This project aims to recognize American Sign Language (ASL) alphabet gestures using Convolutional Neural Networks (CNNs). The model is trained to classify images of hand gestures corresponding to the 26 letters of the English alphabet and 3 additional symbols (space, delete, nothing).
The American Sign Language (ASL) is a visual-gestural language used by deaf and hard-of-hearing individuals to communicate. This project focuses on recognizing ASL alphabet gestures using deep learning techniques.
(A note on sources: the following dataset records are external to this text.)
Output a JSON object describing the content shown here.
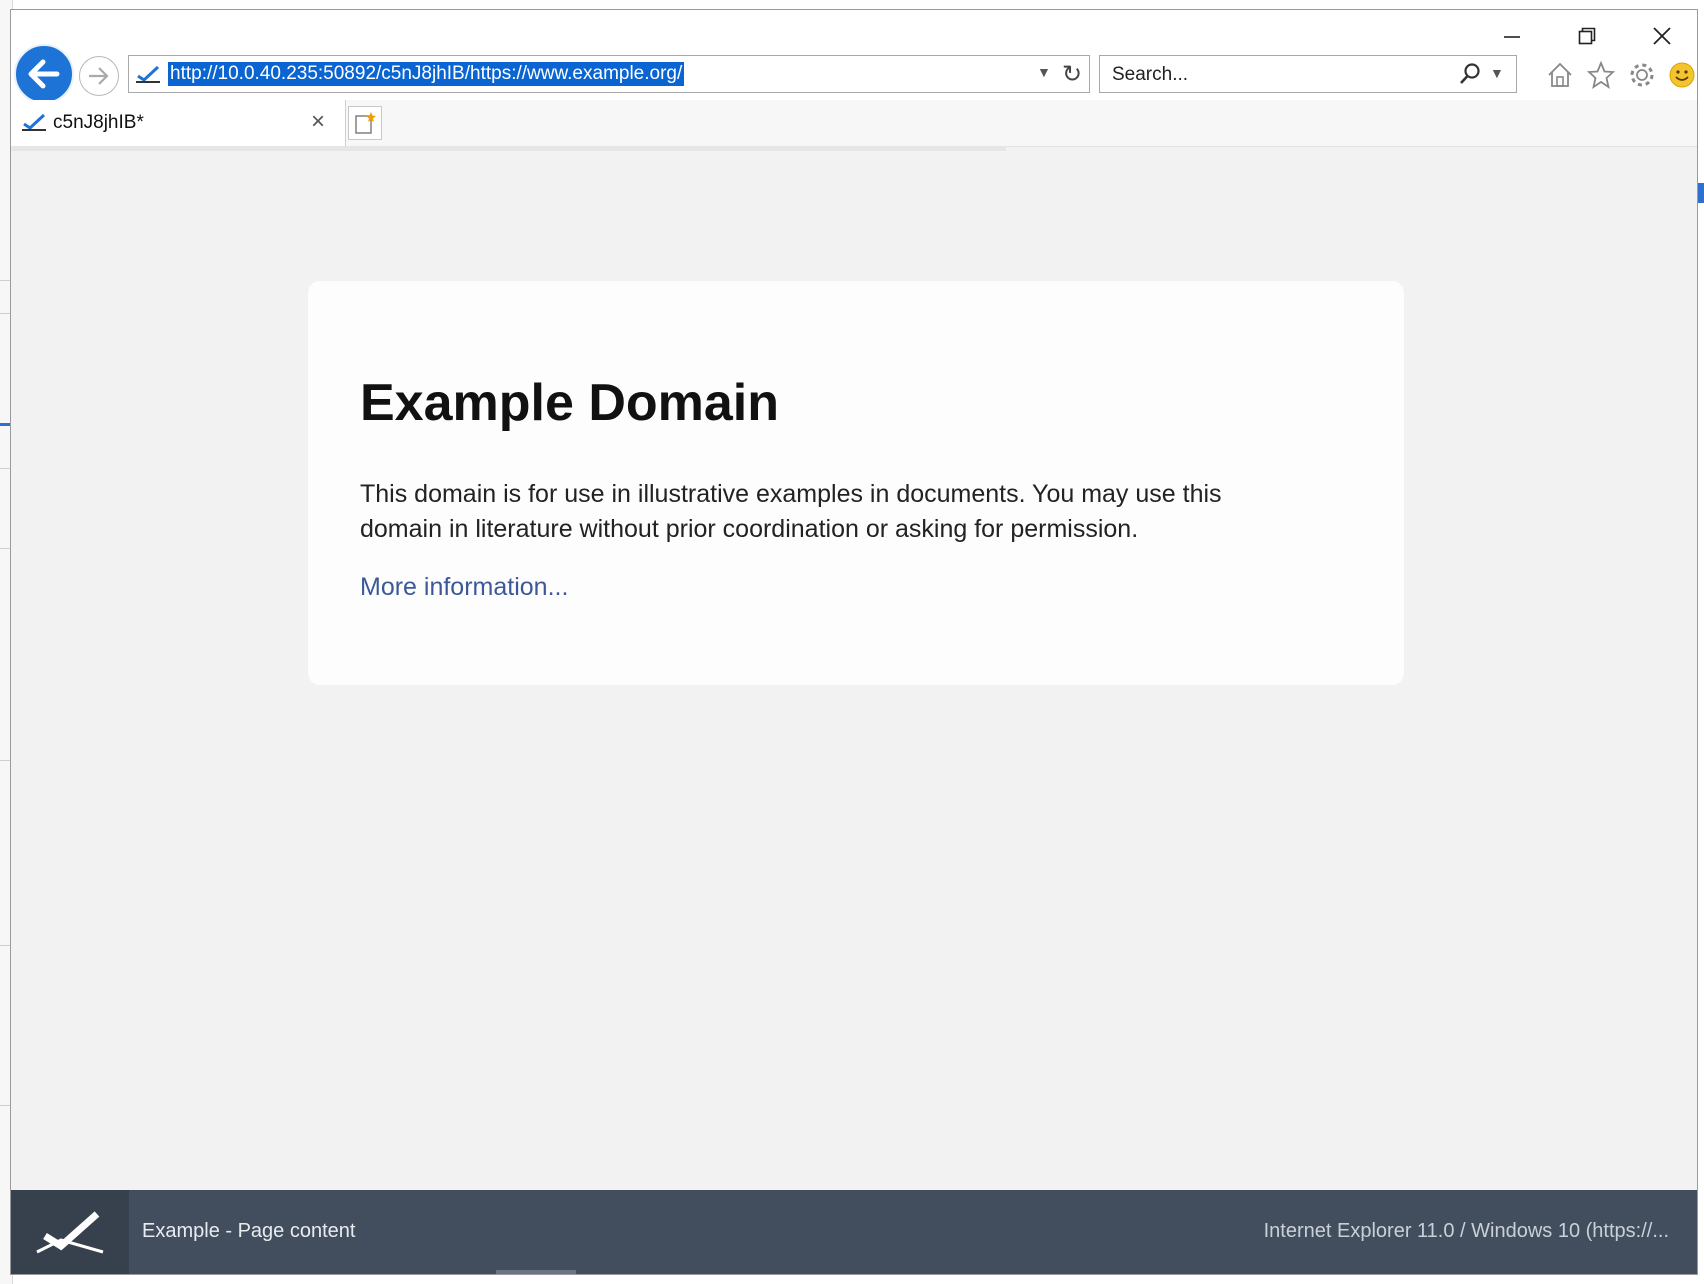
{
  "browser": {
    "address_url": "http://10.0.40.235:50892/c5nJ8jhIB/https://www.example.org/",
    "search_placeholder": "Search...",
    "tab_title": "c5nJ8jhIB*"
  },
  "page": {
    "heading": "Example Domain",
    "paragraph": "This domain is for use in illustrative examples in documents. You may use this domain in literature without prior coordination or asking for permission.",
    "link_text": "More information..."
  },
  "statusbar": {
    "left_text": "Example - Page content",
    "right_text": "Internet Explorer 11.0 / Windows 10 (https://..."
  },
  "icons": [
    "back-arrow-icon",
    "forward-arrow-icon",
    "site-icon",
    "dropdown-icon",
    "refresh-icon",
    "search-icon",
    "home-icon",
    "star-icon",
    "gear-icon",
    "smiley-icon",
    "close-icon",
    "new-tab-icon",
    "minimize-icon",
    "maximize-icon",
    "window-close-icon"
  ],
  "colors": {
    "accent": "#1e74d6",
    "selection": "#0a64d2",
    "link": "#3b5998",
    "statusbar": "#424e5d"
  }
}
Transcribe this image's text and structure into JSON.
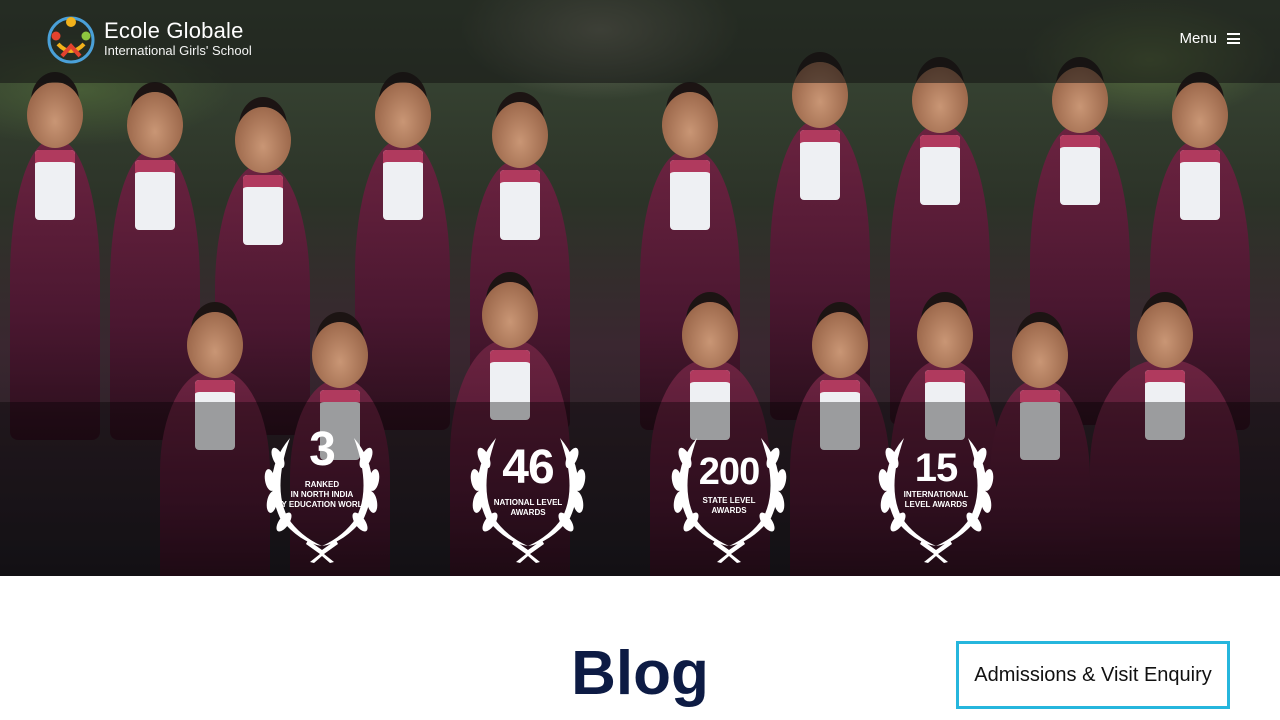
{
  "header": {
    "logo_name": "Ecole Globale",
    "logo_subtitle": "International Girls' School",
    "menu_label": "Menu"
  },
  "awards": [
    {
      "number": "3",
      "line1": "RANKED",
      "line2": "IN NORTH INDIA",
      "line3": "BY EDUCATION WORLD"
    },
    {
      "number": "46",
      "line1": "NATIONAL LEVEL",
      "line2": "AWARDS",
      "line3": ""
    },
    {
      "number": "200",
      "line1": "STATE LEVEL",
      "line2": "AWARDS",
      "line3": ""
    },
    {
      "number": "15",
      "line1": "INTERNATIONAL",
      "line2": "LEVEL AWARDS",
      "line3": ""
    }
  ],
  "content": {
    "title": "Blog",
    "enquiry_button": "Admissions & Visit Enquiry"
  },
  "colors": {
    "title": "#0d1b44",
    "enquiry_border": "#26b6dd",
    "uniform": "#5a1c35"
  }
}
The ASL Alphabet dataset used in this project consists of images representing hand gestures for each letter of the English alphabet and additional symbols. The dataset is divided into training, validation, and test sets. Was imported to google colab notebook through kaggle api.
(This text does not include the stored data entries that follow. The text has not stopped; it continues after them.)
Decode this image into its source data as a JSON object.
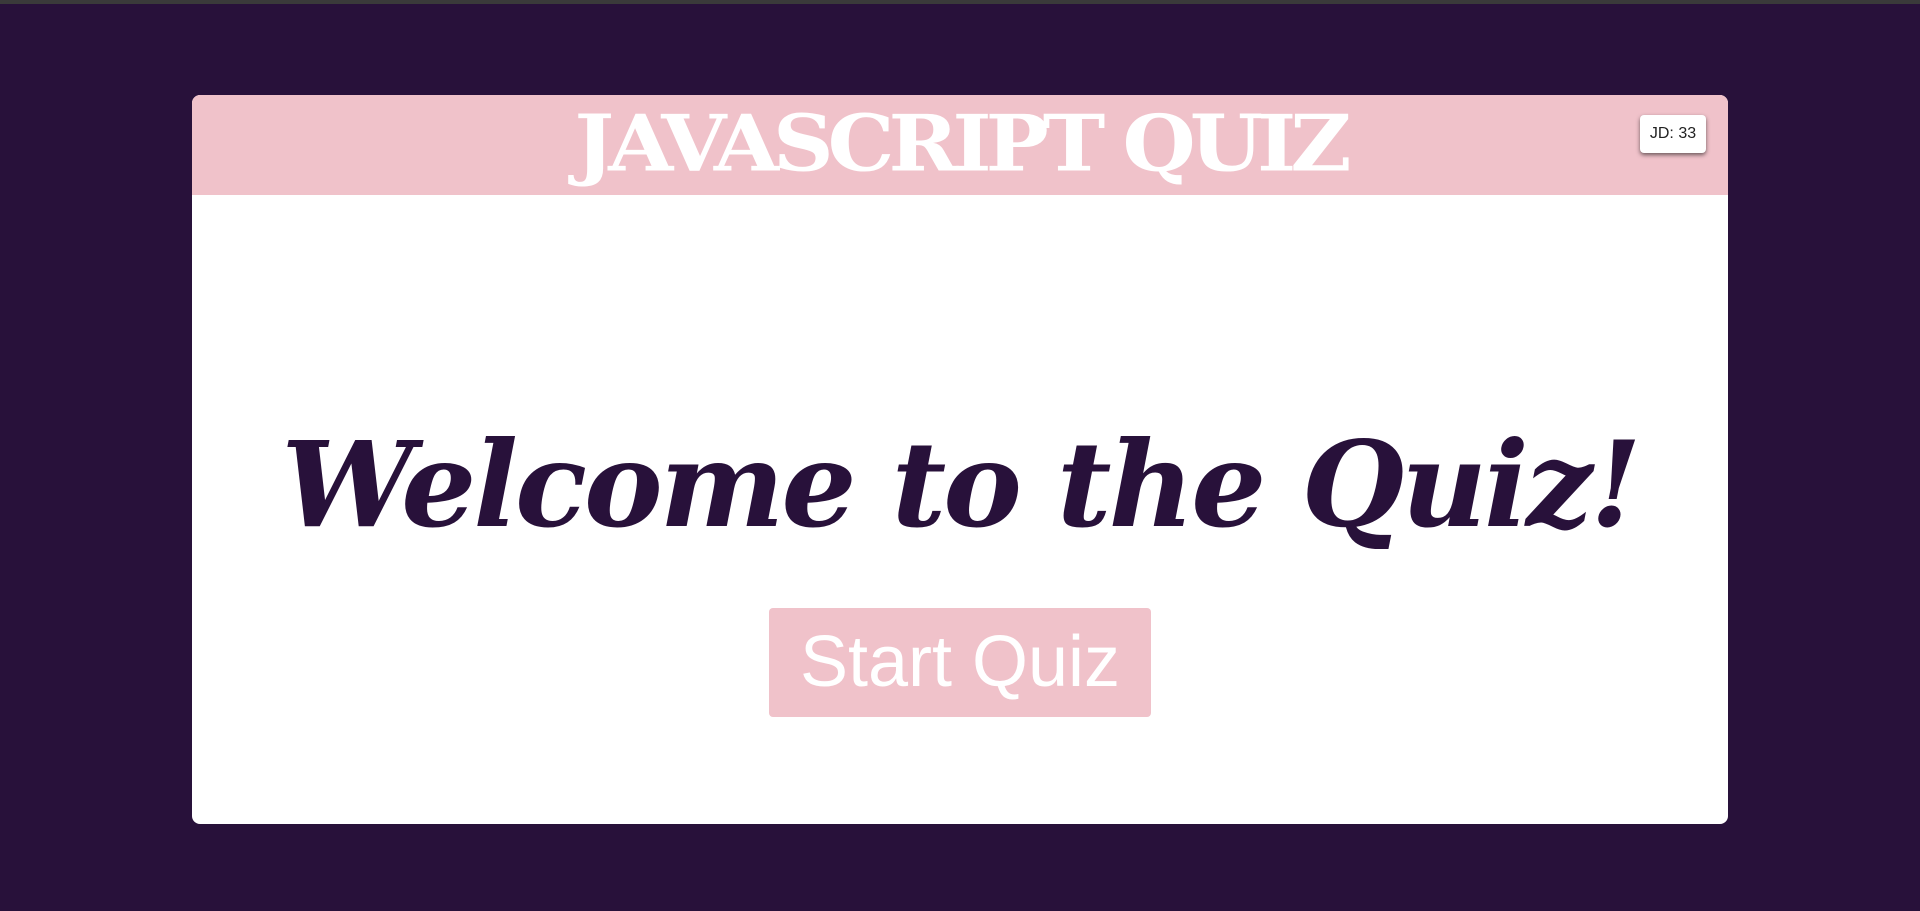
{
  "header": {
    "title": "JAVASCRIPT QUIZ",
    "timer_label": "JD: 33"
  },
  "main": {
    "heading": "Welcome to the Quiz!",
    "start_button_label": "Start Quiz"
  },
  "colors": {
    "background": "#28113a",
    "accent_pink": "#f0c2ca",
    "card": "#ffffff",
    "heading_text": "#28113a"
  }
}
Access the dataset link: click here
The CNN model architecture consists of multiple convolutional layers followed by batch normalization, max-pooling, and fully connected layers. Dropout regularization is applied to prevent overfitting. The final layer uses a softmax activation function to output the probabilities of each class.
Input (64, 64, 3)
|
Conv2D(64)
|
BatchNormalization
|
MaxPooling2D
|
Conv2D(128)
|
BatchNormalization
|
MaxPooling2D
|
Conv2D(256)
|
BatchNormalization
|
MaxPooling2D
|
Conv2D(512)
|
BatchNormalization
|
MaxPooling2D
|
Flatten
|
Dense(256)
|
Dropout(0.5)
|
BatchNormalization
|
Dense(128)
|
Dropout(0.5)
|
BatchNormalization
|
Dense(29)
|
Softmax OutputThe model is trained using the training dataset and evaluated on the validation set. Training parameters such as batch size, learning rate, and optimizer are tuned to optimize performance. Data augmentation techniques may be applied to increase the robustness of the model.
The trained model is evaluated on the test dataset to assess its performance in real-world scenarios. Metrics such as accuracy, precision, recall, and confusion matrix are computed to measure the model's effectiveness.
Feature maps are visualized to understand the learned representations at different layers of the network. This helps in interpreting how the model extracts and processes information from the input images.
- Python 3
- TensorFlow
- Keras
- Matplotlib
- NumPy